30 Jahre lang Klinikarzt, „das zehrt ein bisschen“, sagt Dausch. Die Work-Life-Balance sei für Ärzte und Pflegekräfte nicht besonders gut. Corona habe die Lage in den Kliniken weiter verschärft. Bereits vor seiner Bremerhavener Zeit war der Mediziner in Hessen sowohl im Krankenhaus als auch ambulant tätig. „Ich fand das damals schon klasse, sektorenübergreifend tätig zu sein“, sagt Dausch. Das Gesundheitswesen müsse sich ohnehin mehr in die Richtung einer sektorenübergreifenden Versorgung, wie beispielsweise Portalpraxen an Kliniken, entwickeln, um zukunftsfähig zu sein. „Andernfalls werden wir die Versorgung speziell in strukturschwachen Regionen wie Bremerhaven nicht mehr hinkriegen“, ist der Mediziner überzeugt.

Als niedergelassener Kardiologe will Dausch weiterhin vertrauensvoll mit den Ameos-Kliniken zusammenarbeiten.

Ärztemangel stellt Kliniken vor große Herausforderungen

„Der Fachkräftemangel im Gesundheitswesen ist eine Herausforderung für alle Krankenhäuser“, sagt Graudenz. „Seit Jahren unternehmen wir große Anstrengungen, offene Stellen zu besetzen, und nutzen dabei alle uns zur Verfügung stehenden Mittel der Kommunikation beziehungsweise Werbung.“ Ameos setze außerdem „auf eine eigene hervorragende Ausbildung“, es gebe eine Kooperation mit der Universität Osijek in Kroatien, an der Ameos Medizinstudenten mit einem Stipendium unterstützt.

Das Kernproblem: „Es gehen heute mehr medizinische und pflegerische Fachkräfte in den Ruhestand, als neue auf dem Arbeitsmarkt zur Verfügung stehen“, so Graudenz.
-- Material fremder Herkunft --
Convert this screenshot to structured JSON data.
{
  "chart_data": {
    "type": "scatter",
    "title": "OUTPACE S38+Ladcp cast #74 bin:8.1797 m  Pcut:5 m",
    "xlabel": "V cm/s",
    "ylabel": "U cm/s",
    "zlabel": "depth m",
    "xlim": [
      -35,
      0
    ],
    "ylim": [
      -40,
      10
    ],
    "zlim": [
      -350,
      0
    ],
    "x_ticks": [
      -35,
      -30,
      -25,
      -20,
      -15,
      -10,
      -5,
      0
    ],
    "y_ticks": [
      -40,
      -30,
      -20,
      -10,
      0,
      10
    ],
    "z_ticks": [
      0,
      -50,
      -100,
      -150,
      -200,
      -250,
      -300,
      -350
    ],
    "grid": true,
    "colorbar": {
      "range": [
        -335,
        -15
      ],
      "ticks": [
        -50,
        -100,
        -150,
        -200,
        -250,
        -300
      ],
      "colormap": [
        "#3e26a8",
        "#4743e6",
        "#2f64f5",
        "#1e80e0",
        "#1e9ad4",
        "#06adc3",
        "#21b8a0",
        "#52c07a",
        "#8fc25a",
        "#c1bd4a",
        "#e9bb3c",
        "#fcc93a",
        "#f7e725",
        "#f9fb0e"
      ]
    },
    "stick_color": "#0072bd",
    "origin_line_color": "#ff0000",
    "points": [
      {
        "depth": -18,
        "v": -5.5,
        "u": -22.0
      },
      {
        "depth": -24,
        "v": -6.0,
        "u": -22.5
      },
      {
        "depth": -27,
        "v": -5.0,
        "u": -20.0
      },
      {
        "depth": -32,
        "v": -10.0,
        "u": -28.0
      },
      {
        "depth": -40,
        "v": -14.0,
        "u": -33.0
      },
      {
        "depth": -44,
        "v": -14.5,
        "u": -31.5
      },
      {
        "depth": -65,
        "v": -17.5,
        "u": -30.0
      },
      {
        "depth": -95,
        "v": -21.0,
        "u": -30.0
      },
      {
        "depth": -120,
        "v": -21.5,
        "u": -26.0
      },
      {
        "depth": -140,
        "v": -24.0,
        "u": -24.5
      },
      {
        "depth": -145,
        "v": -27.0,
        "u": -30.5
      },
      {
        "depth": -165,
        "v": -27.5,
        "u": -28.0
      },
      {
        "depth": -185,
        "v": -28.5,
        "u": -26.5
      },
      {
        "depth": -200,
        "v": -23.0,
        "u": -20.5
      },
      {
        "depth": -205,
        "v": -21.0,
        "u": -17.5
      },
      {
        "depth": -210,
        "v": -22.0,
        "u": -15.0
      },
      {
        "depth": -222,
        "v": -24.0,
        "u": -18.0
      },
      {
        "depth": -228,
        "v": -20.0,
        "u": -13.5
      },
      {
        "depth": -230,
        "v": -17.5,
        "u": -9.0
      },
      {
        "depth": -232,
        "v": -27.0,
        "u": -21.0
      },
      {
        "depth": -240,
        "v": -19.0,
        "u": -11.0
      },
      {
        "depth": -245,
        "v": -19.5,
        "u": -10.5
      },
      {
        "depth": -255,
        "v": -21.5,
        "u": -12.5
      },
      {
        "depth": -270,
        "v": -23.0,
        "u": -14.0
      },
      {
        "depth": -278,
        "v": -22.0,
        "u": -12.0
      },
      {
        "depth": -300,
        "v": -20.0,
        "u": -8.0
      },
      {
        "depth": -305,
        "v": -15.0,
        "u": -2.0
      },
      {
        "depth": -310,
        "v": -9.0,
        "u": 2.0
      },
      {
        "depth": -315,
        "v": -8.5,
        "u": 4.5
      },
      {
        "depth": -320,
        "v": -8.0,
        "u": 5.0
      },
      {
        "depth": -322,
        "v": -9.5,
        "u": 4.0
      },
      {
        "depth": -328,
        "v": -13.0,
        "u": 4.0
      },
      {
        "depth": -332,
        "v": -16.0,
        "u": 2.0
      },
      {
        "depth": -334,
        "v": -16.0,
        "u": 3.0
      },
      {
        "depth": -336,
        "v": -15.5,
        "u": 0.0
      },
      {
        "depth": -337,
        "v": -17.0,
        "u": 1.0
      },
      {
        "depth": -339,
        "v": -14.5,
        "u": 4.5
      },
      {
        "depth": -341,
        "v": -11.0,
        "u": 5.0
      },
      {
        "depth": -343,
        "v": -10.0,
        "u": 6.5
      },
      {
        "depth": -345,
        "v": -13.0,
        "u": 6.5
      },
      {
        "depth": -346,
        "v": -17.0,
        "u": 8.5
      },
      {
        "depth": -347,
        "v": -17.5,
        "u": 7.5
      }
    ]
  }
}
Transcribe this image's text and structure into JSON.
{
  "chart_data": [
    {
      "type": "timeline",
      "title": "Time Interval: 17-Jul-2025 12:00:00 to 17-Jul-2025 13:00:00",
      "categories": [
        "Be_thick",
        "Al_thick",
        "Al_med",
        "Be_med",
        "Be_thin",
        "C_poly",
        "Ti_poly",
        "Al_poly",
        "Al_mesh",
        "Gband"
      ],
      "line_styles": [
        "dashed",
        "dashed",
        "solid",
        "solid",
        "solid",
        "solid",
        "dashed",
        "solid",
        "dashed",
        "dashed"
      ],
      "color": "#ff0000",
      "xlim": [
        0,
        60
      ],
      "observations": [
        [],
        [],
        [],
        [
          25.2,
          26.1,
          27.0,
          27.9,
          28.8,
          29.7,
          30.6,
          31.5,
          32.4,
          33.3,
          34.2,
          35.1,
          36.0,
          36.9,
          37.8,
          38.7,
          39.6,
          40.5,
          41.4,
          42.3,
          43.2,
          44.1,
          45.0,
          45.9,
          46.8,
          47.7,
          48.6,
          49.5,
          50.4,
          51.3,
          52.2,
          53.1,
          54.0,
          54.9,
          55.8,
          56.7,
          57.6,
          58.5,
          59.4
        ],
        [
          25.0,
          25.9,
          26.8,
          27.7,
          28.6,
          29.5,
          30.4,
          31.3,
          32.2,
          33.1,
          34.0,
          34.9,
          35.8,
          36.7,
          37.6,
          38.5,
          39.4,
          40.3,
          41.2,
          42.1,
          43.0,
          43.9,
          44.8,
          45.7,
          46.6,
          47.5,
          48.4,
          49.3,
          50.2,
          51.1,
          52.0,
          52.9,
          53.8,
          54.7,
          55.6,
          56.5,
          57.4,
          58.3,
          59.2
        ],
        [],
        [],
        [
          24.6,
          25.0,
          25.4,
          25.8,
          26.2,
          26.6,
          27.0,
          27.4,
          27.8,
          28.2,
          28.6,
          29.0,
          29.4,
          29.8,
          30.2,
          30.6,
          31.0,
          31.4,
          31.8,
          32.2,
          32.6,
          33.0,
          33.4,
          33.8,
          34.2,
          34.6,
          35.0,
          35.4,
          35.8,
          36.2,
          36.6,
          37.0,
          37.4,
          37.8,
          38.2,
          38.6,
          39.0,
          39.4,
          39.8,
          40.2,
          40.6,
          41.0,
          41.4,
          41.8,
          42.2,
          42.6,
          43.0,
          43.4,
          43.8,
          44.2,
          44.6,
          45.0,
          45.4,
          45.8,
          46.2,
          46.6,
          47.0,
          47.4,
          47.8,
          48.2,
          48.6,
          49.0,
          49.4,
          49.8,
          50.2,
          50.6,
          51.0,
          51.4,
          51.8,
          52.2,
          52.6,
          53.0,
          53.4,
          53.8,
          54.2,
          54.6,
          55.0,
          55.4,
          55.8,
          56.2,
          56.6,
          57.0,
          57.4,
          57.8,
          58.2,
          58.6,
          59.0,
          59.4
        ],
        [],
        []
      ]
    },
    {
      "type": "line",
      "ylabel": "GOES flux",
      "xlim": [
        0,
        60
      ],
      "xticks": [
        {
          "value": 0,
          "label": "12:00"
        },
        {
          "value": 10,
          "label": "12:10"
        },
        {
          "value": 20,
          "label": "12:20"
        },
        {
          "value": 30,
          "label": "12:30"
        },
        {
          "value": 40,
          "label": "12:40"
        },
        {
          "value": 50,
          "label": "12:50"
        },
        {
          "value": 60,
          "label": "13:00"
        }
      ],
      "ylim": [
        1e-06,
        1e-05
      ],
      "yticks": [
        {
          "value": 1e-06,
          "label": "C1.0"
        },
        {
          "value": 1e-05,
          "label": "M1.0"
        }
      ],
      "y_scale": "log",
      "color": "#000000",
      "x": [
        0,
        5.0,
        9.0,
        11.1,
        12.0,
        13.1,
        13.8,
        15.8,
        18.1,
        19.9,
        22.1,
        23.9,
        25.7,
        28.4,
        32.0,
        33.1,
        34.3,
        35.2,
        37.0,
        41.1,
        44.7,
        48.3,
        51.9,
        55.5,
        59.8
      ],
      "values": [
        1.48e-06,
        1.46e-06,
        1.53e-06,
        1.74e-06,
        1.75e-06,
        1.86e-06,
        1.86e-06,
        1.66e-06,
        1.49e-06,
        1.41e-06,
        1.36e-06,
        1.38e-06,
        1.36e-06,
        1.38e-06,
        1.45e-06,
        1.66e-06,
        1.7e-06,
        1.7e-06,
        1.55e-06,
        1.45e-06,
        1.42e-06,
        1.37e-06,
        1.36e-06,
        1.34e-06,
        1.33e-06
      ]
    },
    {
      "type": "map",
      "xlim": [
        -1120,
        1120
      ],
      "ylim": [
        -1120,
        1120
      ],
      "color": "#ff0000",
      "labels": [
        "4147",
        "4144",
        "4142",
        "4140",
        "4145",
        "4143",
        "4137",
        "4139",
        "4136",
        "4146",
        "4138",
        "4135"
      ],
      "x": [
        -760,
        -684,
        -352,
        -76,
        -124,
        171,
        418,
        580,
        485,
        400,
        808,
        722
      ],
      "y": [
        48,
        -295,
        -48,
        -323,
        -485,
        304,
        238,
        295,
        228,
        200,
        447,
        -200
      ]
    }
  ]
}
Eine alternde Gesellschaft erhöhe außerdem den Bedarf.

Der Ärztemangel stellt die Krankenhäuser zunehmend vor große Herausforderungen und wird offenbar immer mehr zum Dauerzustand. „Einen neuen, plötzlich auftretenden Anstieg von Austritten im ärztlichen Bereich sehen wir derzeit nicht“, betont Meyer für das Klinikum Reinkenheide. „Nach unserer Einschätzung sind diese Vakanzen vielmehr die Folge eines bundesweiten Fachkräftemangels, der eben auch die Gesundheitsbranche schon seit Längerem trifft.“ Durch den Fachkräftemangel könne es „zu temporären Engpässen in einzelnen Bereichen“ kommen. Ziel sei, alle offenen ärztlichen Positionen möglichst zeitnah zu besetzen - mit einer crossmedialen Kommunikationskampagne, über individuelle Netzwerke sowie interessante Weiterbildungsangebote für Assistenzärzte.